Analysis of molecular variance (AMOVA) accounting for main geographic regions (MGR), ethnic group (EG), and sampling location (SL) (P-value < 0.0000).
| Source of Variation | Percentage of variation | |||||
|---|---|---|---|---|---|---|
| Present study | Meta-analysis | |||||
| MGR | EG | SL | MGR | EG | SL | |
| Among groups | 0 | 0.57 | 1.61 | 0 | 1.28 | 1.31 |
| Among population within groups | 0.31 | 0.03 | 0.31 | 0.41 | 0.2 | 0.31 |
| Within populations | 99.69 | 99.41 | 98.08 | 99.59 | 98.52 | 98.37 |
Figure 4PCA of Vietnamese populations analyzed in the present article versus other Asian populations (A) and versus SEA/Southern China populations (B). Haplogroup frequencies from the reference populations were taken from Zhang et al.[16]. Note that there are two Vietnam_Kinh samples in the plot, one represents our sample from Kinh and another one that was taken from the literature.

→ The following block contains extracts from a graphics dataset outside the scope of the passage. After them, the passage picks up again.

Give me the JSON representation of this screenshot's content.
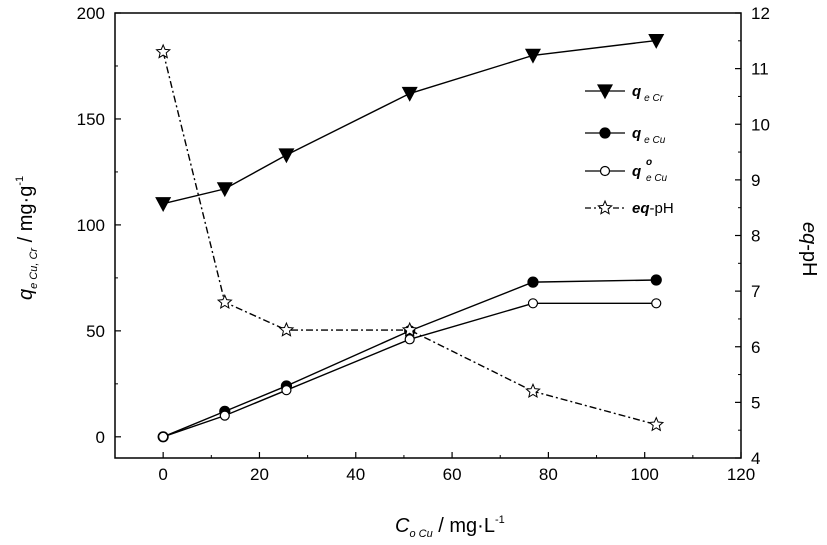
{
  "chart_data": {
    "type": "line",
    "x": [
      0,
      12.8,
      25.6,
      51.2,
      76.8,
      102.4
    ],
    "x_ticks": [
      "0",
      "20",
      "40",
      "60",
      "80",
      "100",
      "120"
    ],
    "y_left_ticks": [
      "0",
      "50",
      "100",
      "150",
      "200"
    ],
    "y_right_ticks": [
      "4",
      "5",
      "6",
      "7",
      "8",
      "9",
      "10",
      "11",
      "12"
    ],
    "xlim": [
      -10,
      120
    ],
    "ylim_left": [
      -10,
      200
    ],
    "ylim_right": [
      4,
      12
    ],
    "xlabel": {
      "main": "C",
      "sub": "o Cu",
      "unit": " / mg·L",
      "sup": "-1"
    },
    "ylabel_left": {
      "main": "q",
      "sub": "e Cu, Cr",
      "unit": " / mg·g",
      "sup": "-1"
    },
    "ylabel_right": {
      "main": "eq",
      "unit": "-pH"
    },
    "grid": false,
    "legend_position": "top-right",
    "series": [
      {
        "key": "qeCr",
        "name": "q",
        "name_sub": "e Cr",
        "axis": "left",
        "marker": "triangle-down-filled",
        "line": "solid",
        "color": "#000000",
        "values": [
          110,
          117,
          133,
          162,
          180,
          187
        ]
      },
      {
        "key": "qeCu",
        "name": "q",
        "name_sub": "e Cu",
        "axis": "left",
        "marker": "circle-filled",
        "line": "solid",
        "color": "#000000",
        "values": [
          0,
          12,
          24,
          50,
          73,
          74
        ]
      },
      {
        "key": "qoeCu",
        "name": "q",
        "name_sub": "e Cu",
        "name_sup": "o",
        "axis": "left",
        "marker": "circle-open",
        "line": "solid",
        "color": "#000000",
        "values": [
          0,
          10,
          22,
          46,
          63,
          63
        ]
      },
      {
        "key": "eqpH",
        "name": "eq",
        "name_suffix": "-pH",
        "axis": "right",
        "marker": "star-open",
        "line": "dash-dot",
        "color": "#000000",
        "values": [
          11.3,
          6.8,
          6.3,
          6.3,
          5.2,
          4.6
        ]
      }
    ]
  }
}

Maternal gene flow between the main linguistic families within Vietnam, and between Vietnam neighboring countries.
| Model | lmL | LBF | Probability |
|---|---|---|---|
| Linguistic groups | |||
| Full | −4003.198 | −168.8531 | 0.000 |
| Panmictic | −4087.624 | 0.000000 | 1.000 |
| Vietnam vs Laos | |||
| Full | −2725.178 | −16.93701 | 0.000 |
| Panmictic | −2716.710 | 0.00000 | 1.000 |
| Laos to Vietnam | −2726.531 | −19.64204 | 0.000 |
| Vietnam to Laos | −2763.987 | −94.55403 | 0.000 |
| Vietnam vs Cambodia | |||
| Full | −2332.827 | −5.512706 | 0.004 |
| Panmictic | −2358.694 | −57.246388 | 0.000 |
| Cambodia to Vietnam | −2333.580 | −7.018030 | 0.001 |
| Vietnam to Cambodia | −2330.071 | 0.000000 | 0.995 |
Figure 5Analysis carried out on autosomal SNPs. (A) MDS of population samples from the Indochinese Peninsula and neighboring samples. Both plots were built using the same sample sets, but the one to the right aims at highlighting the center of each population sample points in order to easy interpretation (B) Admixture analysis including reference samples from Europe (CEU) and Africa (YRI). (C) Analysis of f3-statistics of Vietnamese (KHV) versus different neighboring population samples. (D) D-statistics of Vietnamese built as follows D(CHS, KHV; Y, OUTGROUP) and D(Y, KHV; CHS OUTGROUP). (E) Estimates of admixture between Chinese and Malay, using the samples CHS and Malay as subrogates of those that contributed to the present genomic architecture of present-day Vietnamese. Estimates were statistically significant according to the ad hoc z test from ALDER.